TOKYO: Iran and Japan signed an investment agreement on Friday following the lifting of sanctions on Tehran last month, aimed at encouraging investment in the Iranian economy from Japanese companies wary of remaining US restrictions.
Major international companies have been rushing to establish themselves in Iran as the country re-opens for business after the lifting of international sanctions but Japanese companies have been cautious.
“Iran has great potential for Japanese companies as an investment destination given its rich reserves of oil and natural gas and its huge market,” Japan’s foreign ministry said in a statement after the agreement was signed in Tokyo.
The agreement “improves legal stability of investment, will contribute to promotion of the reciprocal investment and human exchanges, and to further development of the economic relationship between the two countries,” the ministry said.
With a market of 80 million people and annual output of some $400 billion, Iran is the biggest economy to rejoin the global trading system since the Soviet Union broke up over two decades ago.
Although many crippling sanctions have been lifted in return for compliance with a deal to curb its nuclear ambitions, some financial restrictions remain in place, which has kept Japanese companies on the sidelines.
“If any Japanese banks or other banks feel that they have some problems, immediately let us know,” Mohammad Khazaee, Iran’s vice minister of economic affairs and finance, told a gathering of about 200 Japanese business representatives on Friday.
“We have a channel of communication directly to the US Treasury and to the US Secretary of State,” Khazaee said before exhorting Japanese companies to invest.
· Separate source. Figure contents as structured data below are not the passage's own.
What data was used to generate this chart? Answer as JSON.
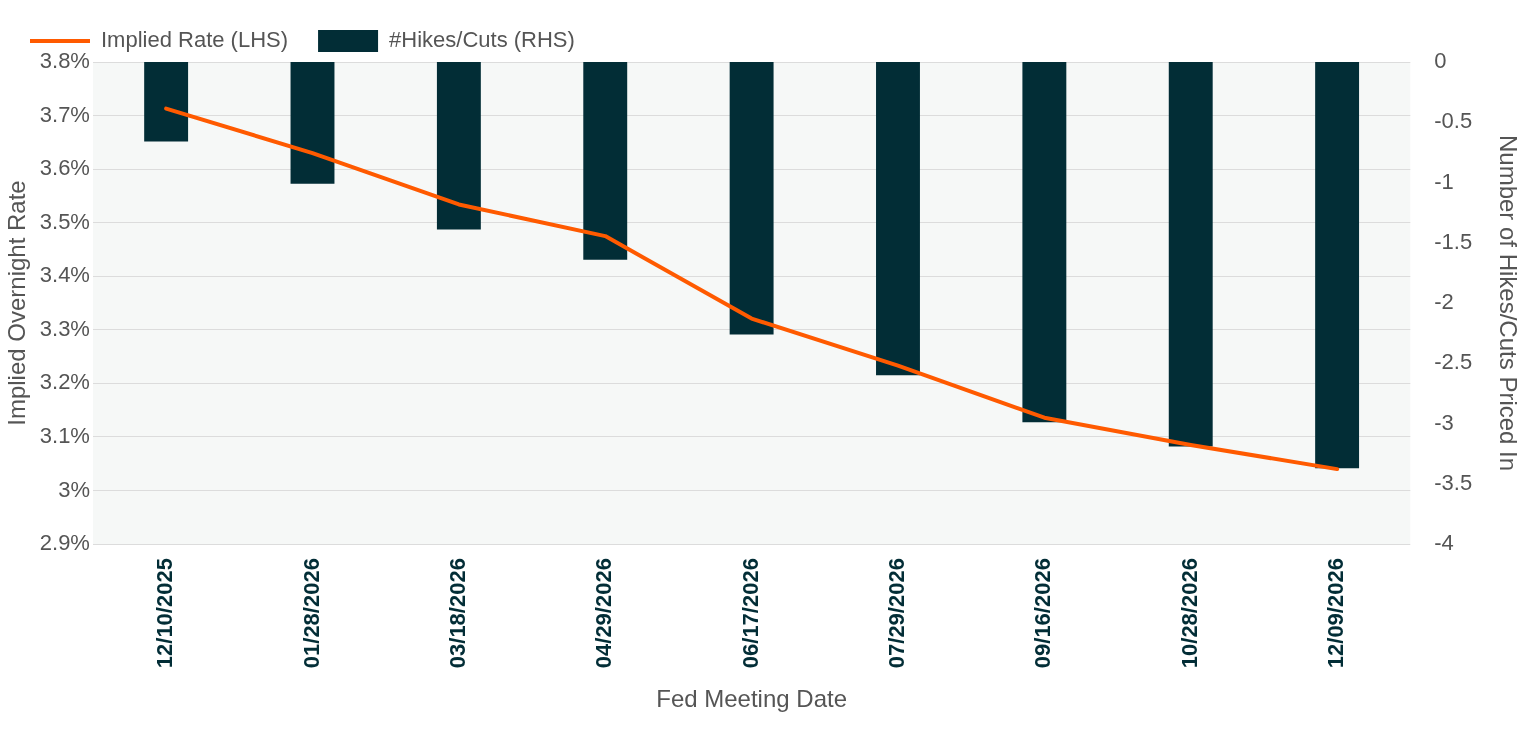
{
  "chart_data": {
    "type": "bar",
    "xlabel": "Fed Meeting Date",
    "ylabel": "Implied Overnight Rate",
    "y2label": "Number of Hikes/Cuts Priced In",
    "categories": [
      "12/10/2025",
      "01/28/2026",
      "03/18/2026",
      "04/29/2026",
      "06/17/2026",
      "07/29/2026",
      "09/16/2026",
      "10/28/2026",
      "12/09/2026"
    ],
    "series": [
      {
        "name": "Implied Rate (LHS)",
        "type": "line",
        "color": "#ff5a00",
        "values": [
          3.713,
          3.63,
          3.534,
          3.475,
          3.321,
          3.233,
          3.136,
          3.085,
          3.04
        ]
      },
      {
        "name": "#Hikes/Cuts (RHS)",
        "axis": "y2",
        "color": "#022d36",
        "values": [
          -0.66,
          -1.01,
          -1.39,
          -1.64,
          -2.26,
          -2.6,
          -2.99,
          -3.19,
          -3.37
        ]
      }
    ],
    "ylim": [
      2.9,
      3.8
    ],
    "yticks": [
      {
        "value": 2.9,
        "label": "2.9%"
      },
      {
        "value": 3.0,
        "label": "3%"
      },
      {
        "value": 3.1,
        "label": "3.1%"
      },
      {
        "value": 3.2,
        "label": "3.2%"
      },
      {
        "value": 3.3,
        "label": "3.3%"
      },
      {
        "value": 3.4,
        "label": "3.4%"
      },
      {
        "value": 3.5,
        "label": "3.5%"
      },
      {
        "value": 3.6,
        "label": "3.6%"
      },
      {
        "value": 3.7,
        "label": "3.7%"
      },
      {
        "value": 3.8,
        "label": "3.8%"
      }
    ],
    "y2lim": [
      -4,
      0
    ],
    "y2ticks": [
      -4,
      -3.5,
      -3,
      -2.5,
      -2,
      -1.5,
      -1,
      -0.5,
      0
    ],
    "grid": "y",
    "legend": "top left",
    "marker": "none"
  }
}
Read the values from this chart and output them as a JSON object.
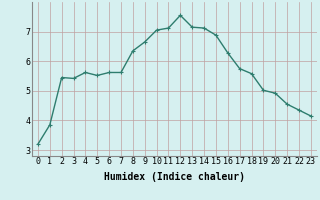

Washington still prevents US nationals, banks and insurers from trading with Iran and also prohibits any trades with Iran in US dollars from being processed via the US financial system, a significant complication given the greenback’s role as the world’s main business currency.
Iran has 9.3pc of the world’s proven oil reserves, the fourth largest after Venezuela, Saudi Arabia and Canada.
It also has 18.2pc of the world’s natural gas reserves, bigger even than Russia’s 17.4pc share, according to the BP Statistical Review of World Energy.